3.1 Flexible-Budget Variance Analysis
In Barnes Scuba Diving case, the main comparison for the flexible-budget variance analysis would be between the actual results and flexible budget. Static budget would not be useful for this comparison due to the different sales unit output which may result in a misleading and inaccurate result comparison.
With reference to the Flexible Budget Section attached in Annex X, Flexible-Budget Variance for Revenues was identified to be a favourable variance of $50,400 due to the fact that there was an increase of 216 participants on top of the budgeted 1800 participants and also an additional increased in course fee of $25 on top of the budgeted $350(selling price per unit). This favourable variance was also supported with the calculation of the selling price variance.
A closer look at the variance components reveals some major deviations from plan.
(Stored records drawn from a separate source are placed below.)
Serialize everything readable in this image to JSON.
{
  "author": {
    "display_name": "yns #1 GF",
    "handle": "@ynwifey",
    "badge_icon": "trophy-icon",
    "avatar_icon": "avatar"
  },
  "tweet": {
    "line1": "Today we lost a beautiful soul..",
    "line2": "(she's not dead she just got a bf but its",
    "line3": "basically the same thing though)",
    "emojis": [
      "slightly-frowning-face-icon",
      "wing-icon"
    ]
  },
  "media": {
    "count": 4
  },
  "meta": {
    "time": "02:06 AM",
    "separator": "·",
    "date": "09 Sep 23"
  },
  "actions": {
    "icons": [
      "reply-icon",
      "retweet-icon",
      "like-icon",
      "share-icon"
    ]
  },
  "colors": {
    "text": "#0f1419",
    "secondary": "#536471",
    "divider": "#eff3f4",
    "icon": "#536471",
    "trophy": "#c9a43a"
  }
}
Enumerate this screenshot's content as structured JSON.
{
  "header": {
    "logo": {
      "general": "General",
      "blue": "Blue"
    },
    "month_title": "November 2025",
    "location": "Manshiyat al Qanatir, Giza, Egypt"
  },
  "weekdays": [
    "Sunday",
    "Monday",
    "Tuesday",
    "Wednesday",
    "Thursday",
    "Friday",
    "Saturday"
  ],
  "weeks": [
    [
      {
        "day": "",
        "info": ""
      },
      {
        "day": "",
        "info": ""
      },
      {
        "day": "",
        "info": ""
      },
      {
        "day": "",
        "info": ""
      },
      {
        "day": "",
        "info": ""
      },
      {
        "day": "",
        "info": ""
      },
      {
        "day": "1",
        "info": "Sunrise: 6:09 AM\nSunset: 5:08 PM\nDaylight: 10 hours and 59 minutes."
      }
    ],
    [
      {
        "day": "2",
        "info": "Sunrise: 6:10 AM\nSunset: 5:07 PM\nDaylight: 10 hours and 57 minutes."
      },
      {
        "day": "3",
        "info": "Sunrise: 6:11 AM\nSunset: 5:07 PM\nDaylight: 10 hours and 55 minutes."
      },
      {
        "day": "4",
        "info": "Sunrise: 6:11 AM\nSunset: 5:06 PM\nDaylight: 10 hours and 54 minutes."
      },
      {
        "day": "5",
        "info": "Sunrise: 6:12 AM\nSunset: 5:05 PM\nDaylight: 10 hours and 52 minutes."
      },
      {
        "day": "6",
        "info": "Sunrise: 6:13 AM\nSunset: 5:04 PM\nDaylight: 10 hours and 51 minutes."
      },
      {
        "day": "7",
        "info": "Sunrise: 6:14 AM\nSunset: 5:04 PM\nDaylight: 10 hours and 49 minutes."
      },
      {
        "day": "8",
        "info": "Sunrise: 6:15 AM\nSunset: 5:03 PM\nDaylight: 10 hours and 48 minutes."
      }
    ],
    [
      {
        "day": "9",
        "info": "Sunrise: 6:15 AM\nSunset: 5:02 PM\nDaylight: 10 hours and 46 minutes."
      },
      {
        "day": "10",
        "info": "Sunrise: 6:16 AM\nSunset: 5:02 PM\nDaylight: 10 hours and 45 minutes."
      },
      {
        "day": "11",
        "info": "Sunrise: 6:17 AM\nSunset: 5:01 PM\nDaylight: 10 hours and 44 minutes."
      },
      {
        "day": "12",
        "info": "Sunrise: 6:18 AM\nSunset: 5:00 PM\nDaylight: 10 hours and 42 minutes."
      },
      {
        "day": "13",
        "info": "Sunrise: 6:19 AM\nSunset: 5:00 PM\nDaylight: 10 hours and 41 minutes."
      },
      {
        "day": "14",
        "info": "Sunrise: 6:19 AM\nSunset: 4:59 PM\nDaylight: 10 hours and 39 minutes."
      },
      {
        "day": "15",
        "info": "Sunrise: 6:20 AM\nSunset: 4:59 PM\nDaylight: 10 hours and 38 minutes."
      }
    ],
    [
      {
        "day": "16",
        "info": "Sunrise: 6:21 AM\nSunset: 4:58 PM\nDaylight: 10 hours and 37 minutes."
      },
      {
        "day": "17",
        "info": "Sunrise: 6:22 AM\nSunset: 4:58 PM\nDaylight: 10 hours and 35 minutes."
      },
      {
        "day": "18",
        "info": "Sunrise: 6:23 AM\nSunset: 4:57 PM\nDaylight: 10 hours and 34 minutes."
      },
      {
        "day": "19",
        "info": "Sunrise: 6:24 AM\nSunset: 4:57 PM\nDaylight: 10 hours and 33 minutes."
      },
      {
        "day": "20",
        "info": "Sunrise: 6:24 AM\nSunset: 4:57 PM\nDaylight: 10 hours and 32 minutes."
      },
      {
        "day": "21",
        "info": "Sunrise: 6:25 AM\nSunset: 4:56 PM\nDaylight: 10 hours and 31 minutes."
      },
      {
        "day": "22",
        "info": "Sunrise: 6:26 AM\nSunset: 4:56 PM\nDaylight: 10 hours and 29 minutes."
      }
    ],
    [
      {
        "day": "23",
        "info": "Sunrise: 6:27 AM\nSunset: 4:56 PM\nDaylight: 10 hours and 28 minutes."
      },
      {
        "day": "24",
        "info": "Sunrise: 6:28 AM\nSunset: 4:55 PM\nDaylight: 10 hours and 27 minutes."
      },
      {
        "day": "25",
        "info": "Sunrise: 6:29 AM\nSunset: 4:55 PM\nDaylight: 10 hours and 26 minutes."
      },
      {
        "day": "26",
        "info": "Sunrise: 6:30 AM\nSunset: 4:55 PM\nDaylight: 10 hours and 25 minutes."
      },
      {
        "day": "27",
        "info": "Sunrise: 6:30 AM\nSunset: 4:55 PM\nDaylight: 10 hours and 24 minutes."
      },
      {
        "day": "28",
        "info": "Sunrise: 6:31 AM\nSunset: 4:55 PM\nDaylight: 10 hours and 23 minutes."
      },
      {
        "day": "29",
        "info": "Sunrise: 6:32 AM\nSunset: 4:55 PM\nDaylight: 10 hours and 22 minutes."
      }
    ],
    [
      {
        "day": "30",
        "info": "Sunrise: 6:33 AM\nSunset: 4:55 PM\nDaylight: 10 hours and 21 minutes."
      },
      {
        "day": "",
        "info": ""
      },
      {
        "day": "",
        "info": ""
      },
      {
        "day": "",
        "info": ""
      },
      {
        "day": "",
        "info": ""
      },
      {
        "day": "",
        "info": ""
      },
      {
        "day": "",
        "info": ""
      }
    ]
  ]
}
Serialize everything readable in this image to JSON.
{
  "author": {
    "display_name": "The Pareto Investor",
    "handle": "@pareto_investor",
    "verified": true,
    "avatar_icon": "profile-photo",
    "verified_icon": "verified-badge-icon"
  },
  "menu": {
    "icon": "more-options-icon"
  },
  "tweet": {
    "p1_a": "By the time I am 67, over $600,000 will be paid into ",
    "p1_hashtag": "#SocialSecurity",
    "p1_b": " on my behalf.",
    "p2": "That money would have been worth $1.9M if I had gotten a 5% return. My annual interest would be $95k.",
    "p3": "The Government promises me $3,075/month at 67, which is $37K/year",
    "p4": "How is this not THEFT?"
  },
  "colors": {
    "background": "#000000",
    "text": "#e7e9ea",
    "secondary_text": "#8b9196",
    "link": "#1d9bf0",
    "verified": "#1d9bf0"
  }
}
Contradictory to the favourable variance for Sales Revenue, the overall contribution margin (-$9057) and operating profit (-$12,057) reflected unfavourable variances instead. These unfavourable variances were caused by the more than required variable resources being consumed with Barnes bearing responsibility for all unforeseen situations that happened and absorbing the additional costs incurred. Actual variable costs increased from $218 to $247.50, causing an unfavourable flexible-budget variable cost variance of $59 457. The next section, 3.2 Variable and Fixed Variance Analysis, will look into the specific causes of this increased in cost and resources consumed. Understanding the reasons why actual results differ from budgeted amounts can help Barnes better manage its costs and pricing decisions in the future. If Barnes have not been able to pass these costs on to customers, losses would have been considerable in the future.